Requesting support should be simple, convenient, and direct
Unclutter has a single menu which contains a Provide Feedback on Unclutter… menu item. Selecting that command does not take you to the browser or email client, but summons a dialog box in the application.

(I wish the command was labeled Contact us… for a bit more information scent. Then again, it makes me irrationally happy that some designers and developers still care about properly using the ellipsis character “…” in a menu command!)
In the dialog box, a huge text field provides ample space for typing in a detailed message. Via a segmented control, you explicitly choose what kind of message you’re sending: a general question, a feature request, or a bug report.

For feature requests and bug reports, you can optionally include an anonymous system profile. Privacy-conscious users can click the See Details… button to view the exact information that is included in the profile. Finally, you can choose whether you’d like to receive a reply from the developers.

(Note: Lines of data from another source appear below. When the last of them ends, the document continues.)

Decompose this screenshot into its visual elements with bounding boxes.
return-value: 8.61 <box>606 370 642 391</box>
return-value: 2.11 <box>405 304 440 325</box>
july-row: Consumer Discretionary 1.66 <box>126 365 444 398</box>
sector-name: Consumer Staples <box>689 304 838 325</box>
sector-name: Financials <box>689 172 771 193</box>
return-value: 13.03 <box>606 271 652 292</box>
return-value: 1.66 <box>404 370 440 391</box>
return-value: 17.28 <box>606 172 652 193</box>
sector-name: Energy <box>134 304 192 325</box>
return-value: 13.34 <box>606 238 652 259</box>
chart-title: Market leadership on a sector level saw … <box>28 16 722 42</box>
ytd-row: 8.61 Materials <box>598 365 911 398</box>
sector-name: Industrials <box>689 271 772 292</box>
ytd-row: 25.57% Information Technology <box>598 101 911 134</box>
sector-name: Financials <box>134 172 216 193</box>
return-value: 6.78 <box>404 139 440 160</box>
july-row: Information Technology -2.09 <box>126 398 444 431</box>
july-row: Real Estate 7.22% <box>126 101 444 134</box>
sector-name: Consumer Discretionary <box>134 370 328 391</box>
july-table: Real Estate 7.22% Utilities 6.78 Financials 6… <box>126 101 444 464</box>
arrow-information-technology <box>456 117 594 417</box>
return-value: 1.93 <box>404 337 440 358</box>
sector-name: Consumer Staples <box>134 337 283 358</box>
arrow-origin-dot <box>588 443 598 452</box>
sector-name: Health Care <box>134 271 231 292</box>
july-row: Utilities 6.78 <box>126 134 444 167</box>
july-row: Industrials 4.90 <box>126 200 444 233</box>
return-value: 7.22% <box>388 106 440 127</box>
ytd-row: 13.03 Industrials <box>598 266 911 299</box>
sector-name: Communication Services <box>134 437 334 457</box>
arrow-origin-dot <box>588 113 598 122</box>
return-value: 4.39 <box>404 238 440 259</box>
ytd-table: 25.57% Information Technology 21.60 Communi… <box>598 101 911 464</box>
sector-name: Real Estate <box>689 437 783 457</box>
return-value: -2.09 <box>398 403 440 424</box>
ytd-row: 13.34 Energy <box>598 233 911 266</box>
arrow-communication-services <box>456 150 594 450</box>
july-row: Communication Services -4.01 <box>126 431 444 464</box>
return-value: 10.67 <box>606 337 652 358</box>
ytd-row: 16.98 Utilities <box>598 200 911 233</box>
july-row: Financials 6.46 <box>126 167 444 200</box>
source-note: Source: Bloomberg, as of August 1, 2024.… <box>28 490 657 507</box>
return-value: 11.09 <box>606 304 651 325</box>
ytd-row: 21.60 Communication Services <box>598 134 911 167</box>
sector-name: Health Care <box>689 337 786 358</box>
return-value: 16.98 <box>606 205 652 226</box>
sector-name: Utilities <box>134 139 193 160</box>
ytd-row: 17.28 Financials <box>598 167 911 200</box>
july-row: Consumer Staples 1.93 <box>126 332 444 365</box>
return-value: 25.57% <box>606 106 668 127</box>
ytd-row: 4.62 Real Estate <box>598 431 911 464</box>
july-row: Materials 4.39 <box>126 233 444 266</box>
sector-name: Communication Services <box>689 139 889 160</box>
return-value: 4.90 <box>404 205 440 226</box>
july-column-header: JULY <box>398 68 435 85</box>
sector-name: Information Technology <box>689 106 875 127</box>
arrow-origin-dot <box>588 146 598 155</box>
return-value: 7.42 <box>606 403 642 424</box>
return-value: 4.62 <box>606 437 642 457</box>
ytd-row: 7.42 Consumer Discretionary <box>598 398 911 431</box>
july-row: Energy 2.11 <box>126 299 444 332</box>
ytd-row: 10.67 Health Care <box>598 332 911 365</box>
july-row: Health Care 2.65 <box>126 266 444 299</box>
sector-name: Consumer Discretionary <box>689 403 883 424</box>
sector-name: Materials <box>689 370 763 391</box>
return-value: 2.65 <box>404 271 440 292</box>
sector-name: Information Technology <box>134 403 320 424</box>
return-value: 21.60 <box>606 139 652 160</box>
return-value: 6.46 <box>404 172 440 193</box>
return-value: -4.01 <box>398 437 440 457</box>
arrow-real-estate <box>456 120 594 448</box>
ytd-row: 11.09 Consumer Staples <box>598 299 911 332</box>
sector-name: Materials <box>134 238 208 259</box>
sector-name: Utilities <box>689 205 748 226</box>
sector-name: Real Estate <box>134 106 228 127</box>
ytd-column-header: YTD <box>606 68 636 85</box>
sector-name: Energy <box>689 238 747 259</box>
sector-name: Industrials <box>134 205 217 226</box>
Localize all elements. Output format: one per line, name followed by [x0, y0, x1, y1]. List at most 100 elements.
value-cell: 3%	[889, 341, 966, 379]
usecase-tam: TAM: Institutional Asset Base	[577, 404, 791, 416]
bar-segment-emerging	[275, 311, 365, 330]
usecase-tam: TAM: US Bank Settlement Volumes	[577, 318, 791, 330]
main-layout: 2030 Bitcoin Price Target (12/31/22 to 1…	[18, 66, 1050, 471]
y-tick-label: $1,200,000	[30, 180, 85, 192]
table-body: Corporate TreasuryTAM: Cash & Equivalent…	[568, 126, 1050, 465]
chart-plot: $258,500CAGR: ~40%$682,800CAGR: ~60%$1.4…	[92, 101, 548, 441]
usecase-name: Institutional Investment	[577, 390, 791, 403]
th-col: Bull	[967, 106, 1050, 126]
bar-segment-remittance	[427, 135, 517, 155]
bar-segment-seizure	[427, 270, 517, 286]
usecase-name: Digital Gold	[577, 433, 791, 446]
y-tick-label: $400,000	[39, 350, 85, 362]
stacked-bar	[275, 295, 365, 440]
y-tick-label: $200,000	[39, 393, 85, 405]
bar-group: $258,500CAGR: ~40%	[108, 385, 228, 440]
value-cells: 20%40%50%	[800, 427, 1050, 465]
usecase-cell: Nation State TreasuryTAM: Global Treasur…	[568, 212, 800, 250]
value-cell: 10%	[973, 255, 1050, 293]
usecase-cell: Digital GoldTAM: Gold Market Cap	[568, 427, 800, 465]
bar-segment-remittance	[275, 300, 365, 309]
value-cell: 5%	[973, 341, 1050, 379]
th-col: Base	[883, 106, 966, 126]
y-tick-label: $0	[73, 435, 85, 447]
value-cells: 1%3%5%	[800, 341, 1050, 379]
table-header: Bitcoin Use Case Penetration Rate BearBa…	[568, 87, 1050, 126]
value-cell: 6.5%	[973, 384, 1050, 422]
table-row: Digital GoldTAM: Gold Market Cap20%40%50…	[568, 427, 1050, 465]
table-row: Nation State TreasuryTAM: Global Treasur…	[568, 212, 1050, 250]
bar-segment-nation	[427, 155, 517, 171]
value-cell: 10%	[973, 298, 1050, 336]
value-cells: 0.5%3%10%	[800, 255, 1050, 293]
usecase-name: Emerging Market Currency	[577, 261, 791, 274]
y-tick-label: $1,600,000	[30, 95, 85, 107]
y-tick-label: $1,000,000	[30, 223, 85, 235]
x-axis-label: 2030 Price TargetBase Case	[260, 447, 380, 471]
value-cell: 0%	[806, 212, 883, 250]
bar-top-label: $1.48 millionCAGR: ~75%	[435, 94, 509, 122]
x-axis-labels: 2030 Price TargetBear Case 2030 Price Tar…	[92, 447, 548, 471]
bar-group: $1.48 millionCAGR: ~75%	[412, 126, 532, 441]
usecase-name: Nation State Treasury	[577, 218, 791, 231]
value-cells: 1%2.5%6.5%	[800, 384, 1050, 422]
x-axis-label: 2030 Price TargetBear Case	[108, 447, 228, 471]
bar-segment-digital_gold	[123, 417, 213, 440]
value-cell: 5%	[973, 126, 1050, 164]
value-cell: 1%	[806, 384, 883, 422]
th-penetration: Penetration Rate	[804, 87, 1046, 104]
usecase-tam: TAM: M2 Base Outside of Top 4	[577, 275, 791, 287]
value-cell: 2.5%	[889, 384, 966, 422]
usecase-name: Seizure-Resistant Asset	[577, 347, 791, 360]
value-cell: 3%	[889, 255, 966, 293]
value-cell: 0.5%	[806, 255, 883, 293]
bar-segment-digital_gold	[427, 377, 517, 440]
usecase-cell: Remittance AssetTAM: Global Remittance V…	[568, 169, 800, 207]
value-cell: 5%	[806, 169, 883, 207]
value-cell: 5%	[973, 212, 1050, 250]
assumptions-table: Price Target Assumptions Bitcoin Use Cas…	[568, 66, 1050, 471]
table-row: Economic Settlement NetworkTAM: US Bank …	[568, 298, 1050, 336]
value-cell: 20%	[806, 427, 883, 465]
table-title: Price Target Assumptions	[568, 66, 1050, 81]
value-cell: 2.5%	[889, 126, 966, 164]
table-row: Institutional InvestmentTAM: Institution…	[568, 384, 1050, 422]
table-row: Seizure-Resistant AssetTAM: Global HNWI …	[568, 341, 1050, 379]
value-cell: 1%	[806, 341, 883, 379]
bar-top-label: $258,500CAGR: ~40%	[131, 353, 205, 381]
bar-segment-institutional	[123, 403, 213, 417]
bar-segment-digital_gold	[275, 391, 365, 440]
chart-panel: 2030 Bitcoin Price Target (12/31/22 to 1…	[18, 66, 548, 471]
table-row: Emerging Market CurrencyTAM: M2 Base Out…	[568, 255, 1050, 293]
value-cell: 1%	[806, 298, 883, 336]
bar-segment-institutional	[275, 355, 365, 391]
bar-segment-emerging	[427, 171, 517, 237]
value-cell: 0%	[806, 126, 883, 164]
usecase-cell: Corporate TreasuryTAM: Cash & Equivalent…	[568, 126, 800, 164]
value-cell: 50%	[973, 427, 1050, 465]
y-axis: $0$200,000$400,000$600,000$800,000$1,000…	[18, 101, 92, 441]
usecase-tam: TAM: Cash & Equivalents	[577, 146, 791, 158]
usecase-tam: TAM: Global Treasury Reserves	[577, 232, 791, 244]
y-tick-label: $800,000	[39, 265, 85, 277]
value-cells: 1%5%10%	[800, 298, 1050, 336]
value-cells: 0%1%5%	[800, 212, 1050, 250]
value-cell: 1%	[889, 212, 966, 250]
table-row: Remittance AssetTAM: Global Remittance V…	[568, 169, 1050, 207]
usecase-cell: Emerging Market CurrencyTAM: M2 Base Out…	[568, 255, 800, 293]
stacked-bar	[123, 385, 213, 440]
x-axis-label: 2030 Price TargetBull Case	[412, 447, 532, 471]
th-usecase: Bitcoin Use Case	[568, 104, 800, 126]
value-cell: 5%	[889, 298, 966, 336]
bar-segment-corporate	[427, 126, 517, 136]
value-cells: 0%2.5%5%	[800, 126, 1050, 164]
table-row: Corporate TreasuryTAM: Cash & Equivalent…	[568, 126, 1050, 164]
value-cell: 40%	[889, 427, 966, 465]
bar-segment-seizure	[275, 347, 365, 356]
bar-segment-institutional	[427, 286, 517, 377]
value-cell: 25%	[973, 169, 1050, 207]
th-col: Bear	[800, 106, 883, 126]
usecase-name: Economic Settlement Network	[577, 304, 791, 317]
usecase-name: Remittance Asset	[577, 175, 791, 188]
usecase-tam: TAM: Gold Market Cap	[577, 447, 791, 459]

(Note how there’s nothing in this window that tries to trick you into signing up for a newsletter, or similar marketing junk. This feature is all about letting you contact the makers of that application, and that’s it!)
Not every dialog box needs to be modal
Despite its appearance, this dialog box is not modal. You can fully interact with the application while the feedback window is open. That may sound trivial, but it’s a detail that relates to the context switching I mentioned earlier.
Imagine that you’re composing a feedback message and you quickly want to confirm a detail in the software’s behavior or layout. If the window were, in fact, modal, you’d have to dismiss it, check whatever you want to check in the application, and then re-open the feedback window. That would just add unnecessary interactions towards your goal of submitting user feedback. Thanks to the window remaining open and instantly accessible, though, that process is much smoother and much more frictionless.
There’s just one detail in this feature that I found a bit unsatisfying. When you click Send Feedback, there is a subtle progress indicator during the upload, but there is no explicit confirmation that the message was sent successfully. The window just closes silently. I wish that Unclutter would display a system notification or a message inside the window, to provide that little extra sprinkle of perceived closure for the feedback workflow.
What you will receive — if you select the “Receive reply” checkbox, of course — is a personal, thoughtful, and 100% human-written response from the developer. And that is absolutely priceless.
Of all the in-app feedback mechanisms I’ve encountered so far, this one easily is my favorite. I think it’s so well designed, in fact, that I wish it were the de-facto standard framework for macOS applications in the way that Sparkle is the de-facto standard for software updates. Maybe a FOSS spin-off idea for the folks behind Unclutter?